SISTEMA FAQ

FAQ - Sistema de Perguntas e Respostas - 4 registros

Testes de Segurança e Eficácia
FAQ
Perguntas e Respostas
1883
O uso de animais para testes em produtos cosméticos é permitido?
Apesar da proibição para testes em animais ser uma tendência mundial, ainda não há uma legislação em vigência no Brasil a respeito. Há essa tendência quanto aos produtos cosméticos brasileiros; no entanto, de acordo com o Guia para Avaliação de Segurança de Produtos Cosméticos, ainda não é possível abandonar a utilização de animais na avaliação da segurança de produtos, por falta de métodos alternativos validados. O Guia ressalta ainda que o rigor científico e a ética são princípios que devem nortear a utilização de animais em testes de segurança. Conforme o Guia de segurança, "Os animais de laboratório deverão ser utilizados sempre que não existam métodos alternativos validados que os substituam ou, em casos específicos, após "screening" com métodos in vitro e/ ou matemáticos válidos, precedendo dessa forma, os estudos clínicos". É importante lembrar que em 2008 foi publicada a Lei 11.794/08, que dispõe sobre procedimentos para o uso de animais em experiências científicas. Para testes em produtos cosméticos, observe as orientações constantes no Guia para Avaliação de Segurança de Produtos Cosméticos (http://www.anvisa.gov.br/cosmeticos/guia/index.htm).
1884
Os testes de segurança e eficácia devem ser realizados no próprio produto acabado ou pode ser comprovado através de estudos científicos de testes com os ativos de sua fórmula publicados em revistas científicas de renome internacional?

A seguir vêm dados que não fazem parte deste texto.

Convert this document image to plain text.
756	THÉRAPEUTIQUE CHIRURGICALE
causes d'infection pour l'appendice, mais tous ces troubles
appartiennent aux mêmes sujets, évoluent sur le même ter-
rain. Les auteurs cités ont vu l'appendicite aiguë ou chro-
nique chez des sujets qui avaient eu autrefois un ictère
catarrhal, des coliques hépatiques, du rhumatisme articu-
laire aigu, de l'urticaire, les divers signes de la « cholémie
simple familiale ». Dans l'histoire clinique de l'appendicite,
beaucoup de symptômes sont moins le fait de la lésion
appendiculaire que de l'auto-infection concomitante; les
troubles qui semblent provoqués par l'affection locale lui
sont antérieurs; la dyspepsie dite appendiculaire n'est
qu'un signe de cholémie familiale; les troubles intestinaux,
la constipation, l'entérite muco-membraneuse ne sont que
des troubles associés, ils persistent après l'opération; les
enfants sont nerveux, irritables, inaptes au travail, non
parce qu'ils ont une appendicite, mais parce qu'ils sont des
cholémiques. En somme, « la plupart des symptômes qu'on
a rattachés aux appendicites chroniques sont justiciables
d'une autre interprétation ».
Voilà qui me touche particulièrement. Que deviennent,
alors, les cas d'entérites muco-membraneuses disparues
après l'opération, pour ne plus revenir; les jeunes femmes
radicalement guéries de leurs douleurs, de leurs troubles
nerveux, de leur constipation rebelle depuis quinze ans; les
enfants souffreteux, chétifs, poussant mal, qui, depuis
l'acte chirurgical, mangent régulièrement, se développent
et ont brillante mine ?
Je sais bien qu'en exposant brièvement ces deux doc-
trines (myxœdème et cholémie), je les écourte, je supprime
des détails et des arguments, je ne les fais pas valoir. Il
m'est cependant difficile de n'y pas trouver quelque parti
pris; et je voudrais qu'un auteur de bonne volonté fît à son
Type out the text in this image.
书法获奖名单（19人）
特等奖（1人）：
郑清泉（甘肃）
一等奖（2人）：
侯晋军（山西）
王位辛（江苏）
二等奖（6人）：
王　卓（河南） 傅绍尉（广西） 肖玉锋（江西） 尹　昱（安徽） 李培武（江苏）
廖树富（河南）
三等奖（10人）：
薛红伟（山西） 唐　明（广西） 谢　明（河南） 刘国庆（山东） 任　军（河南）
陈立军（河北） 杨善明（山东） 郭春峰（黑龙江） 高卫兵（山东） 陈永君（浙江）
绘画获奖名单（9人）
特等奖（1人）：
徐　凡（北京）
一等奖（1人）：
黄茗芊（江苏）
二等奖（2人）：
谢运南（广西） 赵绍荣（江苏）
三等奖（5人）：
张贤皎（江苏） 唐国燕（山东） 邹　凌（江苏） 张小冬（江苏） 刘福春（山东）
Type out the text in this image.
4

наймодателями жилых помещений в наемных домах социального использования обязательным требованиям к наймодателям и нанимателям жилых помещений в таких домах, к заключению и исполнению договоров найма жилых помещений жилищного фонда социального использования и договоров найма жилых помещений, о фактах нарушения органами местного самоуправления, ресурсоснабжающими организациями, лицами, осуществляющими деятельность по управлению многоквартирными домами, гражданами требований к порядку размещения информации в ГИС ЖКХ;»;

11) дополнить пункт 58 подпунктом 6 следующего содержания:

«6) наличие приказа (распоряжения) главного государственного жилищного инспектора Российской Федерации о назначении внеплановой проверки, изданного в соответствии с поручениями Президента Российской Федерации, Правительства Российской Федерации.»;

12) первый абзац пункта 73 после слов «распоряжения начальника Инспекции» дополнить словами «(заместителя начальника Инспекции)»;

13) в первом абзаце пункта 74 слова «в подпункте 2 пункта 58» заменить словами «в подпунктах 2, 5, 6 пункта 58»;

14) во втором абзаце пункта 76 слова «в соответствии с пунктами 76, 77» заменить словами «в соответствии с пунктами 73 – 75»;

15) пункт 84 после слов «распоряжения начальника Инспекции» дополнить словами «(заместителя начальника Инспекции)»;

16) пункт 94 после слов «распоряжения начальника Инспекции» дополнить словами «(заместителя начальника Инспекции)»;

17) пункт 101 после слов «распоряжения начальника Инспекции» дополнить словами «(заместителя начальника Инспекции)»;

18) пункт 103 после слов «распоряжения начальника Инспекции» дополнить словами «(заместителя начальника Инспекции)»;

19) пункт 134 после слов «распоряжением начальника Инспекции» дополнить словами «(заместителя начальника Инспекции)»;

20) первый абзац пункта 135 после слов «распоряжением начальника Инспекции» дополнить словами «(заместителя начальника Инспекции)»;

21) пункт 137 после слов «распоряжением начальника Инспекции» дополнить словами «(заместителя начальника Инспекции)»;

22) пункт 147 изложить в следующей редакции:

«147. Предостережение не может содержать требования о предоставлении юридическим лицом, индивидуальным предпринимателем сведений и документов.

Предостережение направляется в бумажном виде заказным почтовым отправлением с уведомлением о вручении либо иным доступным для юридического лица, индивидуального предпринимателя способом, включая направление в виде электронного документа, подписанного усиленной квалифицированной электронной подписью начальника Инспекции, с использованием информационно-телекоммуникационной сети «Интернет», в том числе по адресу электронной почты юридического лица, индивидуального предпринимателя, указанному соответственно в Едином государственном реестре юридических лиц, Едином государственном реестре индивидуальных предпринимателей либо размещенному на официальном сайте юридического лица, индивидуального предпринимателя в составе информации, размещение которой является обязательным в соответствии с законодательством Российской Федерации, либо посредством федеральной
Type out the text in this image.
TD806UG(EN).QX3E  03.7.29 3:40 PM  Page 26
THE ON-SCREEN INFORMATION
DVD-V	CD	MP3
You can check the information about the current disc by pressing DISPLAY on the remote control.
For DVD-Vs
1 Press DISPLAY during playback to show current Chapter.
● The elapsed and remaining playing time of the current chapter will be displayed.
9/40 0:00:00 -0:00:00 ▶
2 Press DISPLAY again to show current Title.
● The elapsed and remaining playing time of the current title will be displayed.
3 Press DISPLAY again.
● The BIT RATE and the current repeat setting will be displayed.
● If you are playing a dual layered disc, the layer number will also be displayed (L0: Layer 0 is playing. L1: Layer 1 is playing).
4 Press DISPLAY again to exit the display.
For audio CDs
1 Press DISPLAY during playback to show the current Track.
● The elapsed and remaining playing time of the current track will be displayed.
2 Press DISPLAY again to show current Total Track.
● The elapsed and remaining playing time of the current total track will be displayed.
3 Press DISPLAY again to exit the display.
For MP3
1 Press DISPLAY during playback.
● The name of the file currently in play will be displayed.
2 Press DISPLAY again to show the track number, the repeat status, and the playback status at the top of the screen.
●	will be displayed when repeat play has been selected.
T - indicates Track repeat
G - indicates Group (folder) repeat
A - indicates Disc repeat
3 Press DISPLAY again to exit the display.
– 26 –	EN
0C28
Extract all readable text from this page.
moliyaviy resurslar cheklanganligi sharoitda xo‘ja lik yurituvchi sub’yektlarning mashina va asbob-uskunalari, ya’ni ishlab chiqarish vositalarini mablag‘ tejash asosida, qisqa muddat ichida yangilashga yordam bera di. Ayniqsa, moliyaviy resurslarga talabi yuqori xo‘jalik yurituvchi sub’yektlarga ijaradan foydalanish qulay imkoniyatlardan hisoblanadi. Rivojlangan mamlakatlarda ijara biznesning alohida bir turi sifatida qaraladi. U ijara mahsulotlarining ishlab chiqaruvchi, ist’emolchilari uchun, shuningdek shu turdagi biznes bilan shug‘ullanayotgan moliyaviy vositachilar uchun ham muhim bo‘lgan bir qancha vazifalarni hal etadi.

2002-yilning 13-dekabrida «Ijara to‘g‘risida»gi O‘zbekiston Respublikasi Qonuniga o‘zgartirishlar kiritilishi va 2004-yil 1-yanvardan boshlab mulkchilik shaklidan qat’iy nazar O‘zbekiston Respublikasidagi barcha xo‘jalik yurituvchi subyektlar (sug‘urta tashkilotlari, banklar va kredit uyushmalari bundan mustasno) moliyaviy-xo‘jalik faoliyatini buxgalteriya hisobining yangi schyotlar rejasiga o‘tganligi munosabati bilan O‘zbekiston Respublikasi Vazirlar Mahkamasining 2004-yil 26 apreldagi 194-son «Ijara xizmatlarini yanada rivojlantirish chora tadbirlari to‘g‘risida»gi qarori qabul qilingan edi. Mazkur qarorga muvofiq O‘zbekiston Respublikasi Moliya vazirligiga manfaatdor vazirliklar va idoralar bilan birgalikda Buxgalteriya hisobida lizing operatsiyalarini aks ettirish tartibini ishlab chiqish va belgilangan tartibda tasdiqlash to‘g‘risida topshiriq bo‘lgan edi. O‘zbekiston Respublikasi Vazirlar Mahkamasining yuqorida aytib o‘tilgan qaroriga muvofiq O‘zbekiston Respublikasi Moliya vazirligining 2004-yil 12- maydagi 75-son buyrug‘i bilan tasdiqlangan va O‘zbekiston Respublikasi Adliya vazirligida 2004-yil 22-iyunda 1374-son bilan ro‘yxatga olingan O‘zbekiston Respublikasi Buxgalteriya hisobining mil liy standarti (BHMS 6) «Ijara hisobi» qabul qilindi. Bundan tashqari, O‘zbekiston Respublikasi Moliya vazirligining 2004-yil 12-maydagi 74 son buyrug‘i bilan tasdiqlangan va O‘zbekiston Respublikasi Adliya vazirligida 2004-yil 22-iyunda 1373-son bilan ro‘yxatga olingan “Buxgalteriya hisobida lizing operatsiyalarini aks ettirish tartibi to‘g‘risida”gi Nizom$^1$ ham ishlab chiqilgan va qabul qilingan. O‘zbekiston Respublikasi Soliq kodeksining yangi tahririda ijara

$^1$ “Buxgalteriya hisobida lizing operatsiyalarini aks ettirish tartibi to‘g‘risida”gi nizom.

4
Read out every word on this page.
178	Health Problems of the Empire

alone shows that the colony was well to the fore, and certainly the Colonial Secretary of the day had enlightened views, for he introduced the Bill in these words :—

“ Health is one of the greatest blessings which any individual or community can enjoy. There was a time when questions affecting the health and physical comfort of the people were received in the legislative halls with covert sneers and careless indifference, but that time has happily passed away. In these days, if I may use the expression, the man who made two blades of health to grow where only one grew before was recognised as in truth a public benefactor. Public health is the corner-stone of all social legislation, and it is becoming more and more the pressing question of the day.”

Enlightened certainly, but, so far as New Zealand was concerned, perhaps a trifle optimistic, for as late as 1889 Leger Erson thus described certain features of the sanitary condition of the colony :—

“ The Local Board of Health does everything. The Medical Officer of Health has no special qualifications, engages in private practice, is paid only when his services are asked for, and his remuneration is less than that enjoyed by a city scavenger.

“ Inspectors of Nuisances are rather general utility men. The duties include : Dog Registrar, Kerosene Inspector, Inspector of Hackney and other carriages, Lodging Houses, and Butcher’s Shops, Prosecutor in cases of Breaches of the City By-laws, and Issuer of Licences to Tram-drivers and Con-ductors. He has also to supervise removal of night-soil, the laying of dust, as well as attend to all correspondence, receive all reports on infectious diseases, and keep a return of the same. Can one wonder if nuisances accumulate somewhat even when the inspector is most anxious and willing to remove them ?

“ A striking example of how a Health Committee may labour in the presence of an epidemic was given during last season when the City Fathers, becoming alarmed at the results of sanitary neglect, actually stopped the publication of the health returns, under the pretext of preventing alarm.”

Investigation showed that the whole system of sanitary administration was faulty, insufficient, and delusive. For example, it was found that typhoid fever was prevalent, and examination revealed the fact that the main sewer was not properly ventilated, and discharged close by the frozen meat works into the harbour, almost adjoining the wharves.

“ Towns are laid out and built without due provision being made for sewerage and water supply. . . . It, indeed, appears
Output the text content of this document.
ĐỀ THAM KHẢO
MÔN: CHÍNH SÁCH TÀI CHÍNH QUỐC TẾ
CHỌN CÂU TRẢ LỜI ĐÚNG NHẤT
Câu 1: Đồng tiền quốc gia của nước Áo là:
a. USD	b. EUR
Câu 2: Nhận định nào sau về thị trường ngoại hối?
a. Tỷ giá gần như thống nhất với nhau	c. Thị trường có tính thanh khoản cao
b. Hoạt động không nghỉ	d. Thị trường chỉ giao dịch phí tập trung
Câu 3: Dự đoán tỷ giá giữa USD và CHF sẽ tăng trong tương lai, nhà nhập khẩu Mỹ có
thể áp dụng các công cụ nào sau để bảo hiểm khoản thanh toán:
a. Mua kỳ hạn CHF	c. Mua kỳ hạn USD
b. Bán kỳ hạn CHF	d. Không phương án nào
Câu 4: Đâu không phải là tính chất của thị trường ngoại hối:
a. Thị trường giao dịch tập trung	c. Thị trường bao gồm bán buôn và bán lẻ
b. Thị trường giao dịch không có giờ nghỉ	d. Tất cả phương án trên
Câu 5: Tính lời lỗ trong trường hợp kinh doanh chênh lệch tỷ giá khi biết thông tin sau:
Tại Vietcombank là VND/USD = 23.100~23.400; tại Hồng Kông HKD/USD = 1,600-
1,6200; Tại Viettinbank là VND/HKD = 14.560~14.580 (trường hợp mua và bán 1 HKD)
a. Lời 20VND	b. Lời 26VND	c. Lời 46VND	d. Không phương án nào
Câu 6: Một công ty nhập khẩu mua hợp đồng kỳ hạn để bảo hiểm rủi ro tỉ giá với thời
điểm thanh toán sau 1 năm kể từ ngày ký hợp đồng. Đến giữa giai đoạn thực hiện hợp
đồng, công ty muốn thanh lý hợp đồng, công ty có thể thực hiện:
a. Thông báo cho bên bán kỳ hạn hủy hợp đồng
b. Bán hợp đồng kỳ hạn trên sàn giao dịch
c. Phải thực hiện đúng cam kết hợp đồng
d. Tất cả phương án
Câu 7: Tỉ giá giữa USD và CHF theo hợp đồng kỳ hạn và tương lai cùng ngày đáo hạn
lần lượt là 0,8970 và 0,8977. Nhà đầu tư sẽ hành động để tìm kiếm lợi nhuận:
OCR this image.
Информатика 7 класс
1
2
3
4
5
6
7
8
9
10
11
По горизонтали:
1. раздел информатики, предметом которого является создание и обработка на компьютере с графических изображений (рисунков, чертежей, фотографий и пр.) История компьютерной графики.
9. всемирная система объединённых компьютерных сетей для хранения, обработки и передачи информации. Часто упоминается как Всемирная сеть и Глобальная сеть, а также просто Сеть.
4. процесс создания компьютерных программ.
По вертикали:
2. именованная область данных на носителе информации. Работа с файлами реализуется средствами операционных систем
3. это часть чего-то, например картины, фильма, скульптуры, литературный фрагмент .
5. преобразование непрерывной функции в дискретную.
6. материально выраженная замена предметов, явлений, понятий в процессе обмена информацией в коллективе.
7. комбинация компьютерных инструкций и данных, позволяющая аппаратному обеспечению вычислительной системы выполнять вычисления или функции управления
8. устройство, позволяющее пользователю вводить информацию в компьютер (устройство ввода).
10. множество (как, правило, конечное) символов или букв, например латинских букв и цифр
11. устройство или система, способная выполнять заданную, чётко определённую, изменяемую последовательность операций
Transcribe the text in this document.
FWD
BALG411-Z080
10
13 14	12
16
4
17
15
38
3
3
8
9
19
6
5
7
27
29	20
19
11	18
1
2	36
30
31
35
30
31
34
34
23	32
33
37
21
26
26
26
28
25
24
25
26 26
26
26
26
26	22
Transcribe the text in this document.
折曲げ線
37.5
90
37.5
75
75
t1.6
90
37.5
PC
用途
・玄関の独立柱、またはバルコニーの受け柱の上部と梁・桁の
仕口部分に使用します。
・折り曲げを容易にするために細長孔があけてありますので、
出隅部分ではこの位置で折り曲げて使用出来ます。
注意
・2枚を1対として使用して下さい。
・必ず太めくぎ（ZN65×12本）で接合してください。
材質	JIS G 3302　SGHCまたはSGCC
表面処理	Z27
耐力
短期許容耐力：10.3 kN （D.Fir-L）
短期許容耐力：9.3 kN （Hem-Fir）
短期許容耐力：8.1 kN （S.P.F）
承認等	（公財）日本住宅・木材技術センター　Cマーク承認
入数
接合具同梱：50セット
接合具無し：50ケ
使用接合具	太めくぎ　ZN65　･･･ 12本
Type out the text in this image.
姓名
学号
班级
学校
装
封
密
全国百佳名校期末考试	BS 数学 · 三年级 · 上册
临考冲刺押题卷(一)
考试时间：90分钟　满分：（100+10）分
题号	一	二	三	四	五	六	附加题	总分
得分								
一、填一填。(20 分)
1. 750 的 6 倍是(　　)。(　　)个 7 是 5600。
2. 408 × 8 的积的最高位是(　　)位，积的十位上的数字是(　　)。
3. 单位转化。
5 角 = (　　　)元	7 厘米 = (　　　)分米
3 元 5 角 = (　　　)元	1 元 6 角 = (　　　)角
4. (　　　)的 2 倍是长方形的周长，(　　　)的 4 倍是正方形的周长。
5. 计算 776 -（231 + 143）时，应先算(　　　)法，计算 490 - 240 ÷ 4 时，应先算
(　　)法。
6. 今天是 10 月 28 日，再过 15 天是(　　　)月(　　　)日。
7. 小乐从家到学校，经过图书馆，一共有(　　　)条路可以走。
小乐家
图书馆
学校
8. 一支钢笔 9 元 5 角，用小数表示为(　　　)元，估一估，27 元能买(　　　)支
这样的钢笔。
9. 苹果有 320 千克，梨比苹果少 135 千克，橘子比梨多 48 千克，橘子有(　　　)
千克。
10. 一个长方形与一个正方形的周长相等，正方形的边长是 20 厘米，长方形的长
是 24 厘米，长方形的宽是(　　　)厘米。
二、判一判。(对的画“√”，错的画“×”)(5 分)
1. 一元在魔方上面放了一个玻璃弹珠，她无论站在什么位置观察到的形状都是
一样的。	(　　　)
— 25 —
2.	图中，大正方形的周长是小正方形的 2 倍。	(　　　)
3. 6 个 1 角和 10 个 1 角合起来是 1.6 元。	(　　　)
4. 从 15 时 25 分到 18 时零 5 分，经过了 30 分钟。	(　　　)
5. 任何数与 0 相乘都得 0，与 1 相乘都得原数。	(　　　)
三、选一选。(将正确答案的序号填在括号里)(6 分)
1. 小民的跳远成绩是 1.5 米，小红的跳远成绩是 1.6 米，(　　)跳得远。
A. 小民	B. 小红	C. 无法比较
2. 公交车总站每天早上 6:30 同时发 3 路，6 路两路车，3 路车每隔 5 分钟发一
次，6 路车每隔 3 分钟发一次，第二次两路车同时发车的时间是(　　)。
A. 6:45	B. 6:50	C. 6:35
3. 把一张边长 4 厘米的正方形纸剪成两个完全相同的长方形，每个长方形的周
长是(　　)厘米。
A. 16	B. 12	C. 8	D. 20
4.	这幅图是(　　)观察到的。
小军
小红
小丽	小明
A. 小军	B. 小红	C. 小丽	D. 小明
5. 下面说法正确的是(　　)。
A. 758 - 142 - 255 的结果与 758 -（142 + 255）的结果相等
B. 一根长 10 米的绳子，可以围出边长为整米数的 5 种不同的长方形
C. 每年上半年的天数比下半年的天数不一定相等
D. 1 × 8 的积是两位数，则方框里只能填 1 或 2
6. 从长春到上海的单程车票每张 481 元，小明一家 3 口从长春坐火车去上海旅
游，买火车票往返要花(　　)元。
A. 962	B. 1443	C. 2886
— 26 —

De modo geral, os testes de segurança e eficácia devem ser realizados com o produto acabado. De acordo com o Anexo III da Resolução RDC nº 211, de 14 de julho de 2005 a empresa detentora do produto é responsável por garantir a segurança e eficácia do produto e apresentar comprovação quando solicitado pelo Órgão Sanitário. Recomendamos a leitura do Guia para Avaliação de segurança de produtos cosméticos, disponível no link: http://www.anvisa.gov.br/cosmeticos/guia/index.htm .
1885
Quando os testes dermatológicos devem ser apresentados?
Os testes dermatológicos devem ser apresentados no ato notificação ou do registro, sempre que a empresa utilize algum atributo (“claim”) que exija tal apresentação (como “dermatologicamente testado”) ou nos casos em que há substância em que a legislação, ou Pareceres da CATEC, indiquem a apresentação dos testes. Exemplos: Uso dos termos "para pele sensível", "hipoalergênico" em higiene pessoal, cosméticos e perfumes; presença das substâncias salicilato de metila e nicotinato de metila na formulação dos produtos, entre outros. Independentemente das disposições anteriores, a empresa deve possuir dados que sustentem a segurança de uso do produto. Indicamos a leitura do Guia para Avaliação de Segurança de Produtos Cosméticos que pode ser acessado através do link (http://www.anvisa.gov.br/cosmeticos/guia/index.htm) e dos Pareceres da Câmara Técnica de Cosméticos disponíveis no link (http://www.anvisa.gov.br/cosmeticos/camara.htm).
1886
No caso de modificação de fórmula, novos testes de segurança e eficácia devem ser realizados?
Caso a empresa opte por não refazer os testes, por entender que a segurança e a eficácia do produto estão mantidas sem a necessidade de execução de novos testes, deve enviar a justificativa técnica fundamentada, que será submetida à análise do técnico responsável por avaliar a Petição de Modificação de Fórmula. Com relação à segurança, lembramos que o Guia para Avaliação de Segurança de Produtos Cosméticos traz orientações sobre quando é possível considerar fórmulas semelhantes, do ponto de vista da segurança. Essas orientações devem ser verificadas e respeitadas. A empresa detentora é responsável por garantir a segurança e eficácia de seu produto.